This handsomely packaged 4-disc box set brings together the vast majority of B.B. King's 50s and 60s recordings for the various labels in the Modern family.
King's many excellent 50s singles are often overlooked by compilers, which means that those who "only" own, say "The Anthology" or MCA/Chess's "Greatest Hits" will find that 95% of this material is new to them.
The large 76-page booklet is thoroughly researched and well-written, and each individual CD focuses on a theme of sort: Disc one concentrates on hits like "Sweet Little Angel", "Sweet Sixteen", "How Blue Can You Get" "3 O'Clock Blues", "Did You Ever Love A Woman" etc, and it is the best and most varied, with numerous highlights and only a couple of clunkers (two boring, saccharine ballads).

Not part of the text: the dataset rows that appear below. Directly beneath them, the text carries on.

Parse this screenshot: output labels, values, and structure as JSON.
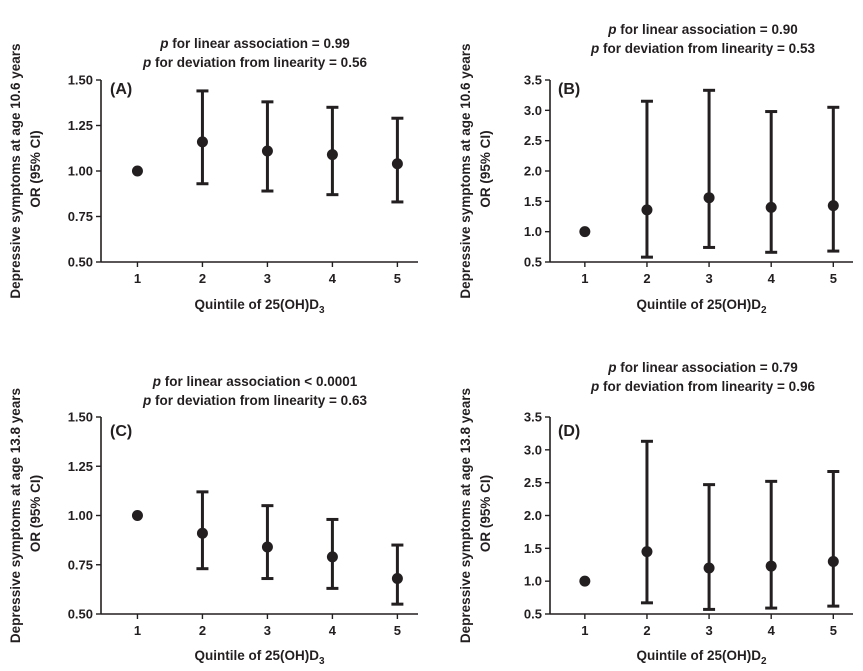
{
  "colors": {
    "ink": "#231f20",
    "background": "#ffffff"
  },
  "chart_data": [
    {
      "type": "scatter",
      "panel_label": "(A)",
      "annotations": [
        {
          "p": "p",
          "text": " for linear association = 0.99"
        },
        {
          "p": "p",
          "text": " for deviation from linearity = 0.56"
        }
      ],
      "xlabel": {
        "text": "Quintile of 25(OH)D",
        "sub": "3"
      },
      "ylabel": [
        "Depressive symptoms at age 10.6 years",
        "OR (95% CI)"
      ],
      "categories": [
        "1",
        "2",
        "3",
        "4",
        "5"
      ],
      "yticks": [
        "0.50",
        "0.75",
        "1.00",
        "1.25",
        "1.50"
      ],
      "ylim": [
        0.5,
        1.5
      ],
      "series": [
        {
          "values": [
            1.0,
            1.16,
            1.11,
            1.09,
            1.04
          ],
          "lower": [
            1.0,
            0.93,
            0.89,
            0.87,
            0.83
          ],
          "upper": [
            1.0,
            1.44,
            1.38,
            1.35,
            1.29
          ]
        }
      ]
    },
    {
      "type": "scatter",
      "panel_label": "(B)",
      "annotations": [
        {
          "p": "p",
          "text": " for linear association = 0.90"
        },
        {
          "p": "p",
          "text": " for deviation from linearity = 0.53"
        }
      ],
      "xlabel": {
        "text": "Quintile of 25(OH)D",
        "sub": "2"
      },
      "ylabel": [
        "Depressive symptoms at age 10.6 years",
        "OR (95% CI)"
      ],
      "categories": [
        "1",
        "2",
        "3",
        "4",
        "5"
      ],
      "yticks": [
        "0.5",
        "1.0",
        "1.5",
        "2.0",
        "2.5",
        "3.0",
        "3.5"
      ],
      "ylim": [
        0.5,
        3.5
      ],
      "series": [
        {
          "values": [
            1.0,
            1.36,
            1.56,
            1.4,
            1.43
          ],
          "lower": [
            1.0,
            0.58,
            0.74,
            0.66,
            0.68
          ],
          "upper": [
            1.0,
            3.15,
            3.33,
            2.98,
            3.05
          ]
        }
      ]
    },
    {
      "type": "scatter",
      "panel_label": "(C)",
      "annotations": [
        {
          "p": "p",
          "text": " for linear association < 0.0001"
        },
        {
          "p": "p",
          "text": " for deviation from linearity = 0.63"
        }
      ],
      "xlabel": {
        "text": "Quintile of 25(OH)D",
        "sub": "3"
      },
      "ylabel": [
        "Depressive symptoms at age 13.8 years",
        "OR (95% CI)"
      ],
      "categories": [
        "1",
        "2",
        "3",
        "4",
        "5"
      ],
      "yticks": [
        "0.50",
        "0.75",
        "1.00",
        "1.25",
        "1.50"
      ],
      "ylim": [
        0.5,
        1.5
      ],
      "series": [
        {
          "values": [
            1.0,
            0.91,
            0.84,
            0.79,
            0.68
          ],
          "lower": [
            1.0,
            0.73,
            0.68,
            0.63,
            0.55
          ],
          "upper": [
            1.0,
            1.12,
            1.05,
            0.98,
            0.85
          ]
        }
      ]
    },
    {
      "type": "scatter",
      "panel_label": "(D)",
      "annotations": [
        {
          "p": "p",
          "text": " for linear association = 0.79"
        },
        {
          "p": "p",
          "text": " for deviation from linearity = 0.96"
        }
      ],
      "xlabel": {
        "text": "Quintile of 25(OH)D",
        "sub": "2"
      },
      "ylabel": [
        "Depressive symptoms at age 13.8 years",
        "OR (95% CI)"
      ],
      "categories": [
        "1",
        "2",
        "3",
        "4",
        "5"
      ],
      "yticks": [
        "0.5",
        "1.0",
        "1.5",
        "2.0",
        "2.5",
        "3.0",
        "3.5"
      ],
      "ylim": [
        0.5,
        3.5
      ],
      "series": [
        {
          "values": [
            1.0,
            1.45,
            1.2,
            1.23,
            1.3
          ],
          "lower": [
            1.0,
            0.67,
            0.57,
            0.59,
            0.62
          ],
          "upper": [
            1.0,
            3.13,
            2.47,
            2.52,
            2.67
          ]
        }
      ]
    }
  ]
}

The disc titled "Memphis Blues 'n' Boogie" is probably the least exciting...the material is consistent but unvaried with very few real highlights. The third disc is devoted to King's more or less succesful forays into soul, gospel, doo wop, and rock & roll, and the final one, "King Of The Blues", focuses on King's urbane 60s recordings.

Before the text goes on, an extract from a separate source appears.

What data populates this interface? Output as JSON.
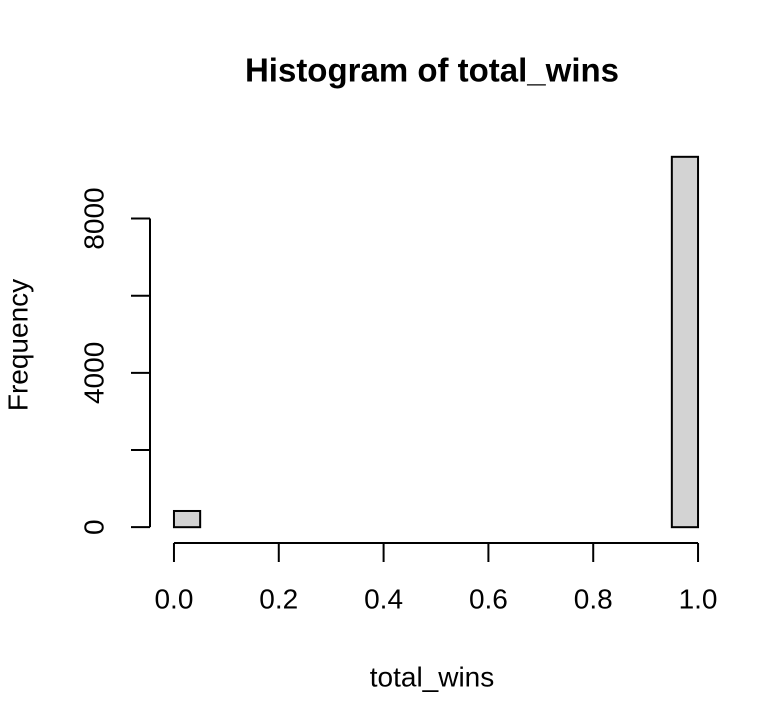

Serious B.B. King fans will want to add this set to their collection right away, but more casual fans will probably find that five hours of B.B. King is just too much. You can get the best of these 106 recordings on "Do The Boogie: B.B. King's Early 50s Classics" and the twofer CD reissue of his first to LPs, "Singing' The Blues/The Blues", and most people will be happy with that, especially since much of King's output in the 50s and 60s (and 70s, 80s, and 90s output for that matter) was more consistent than varied.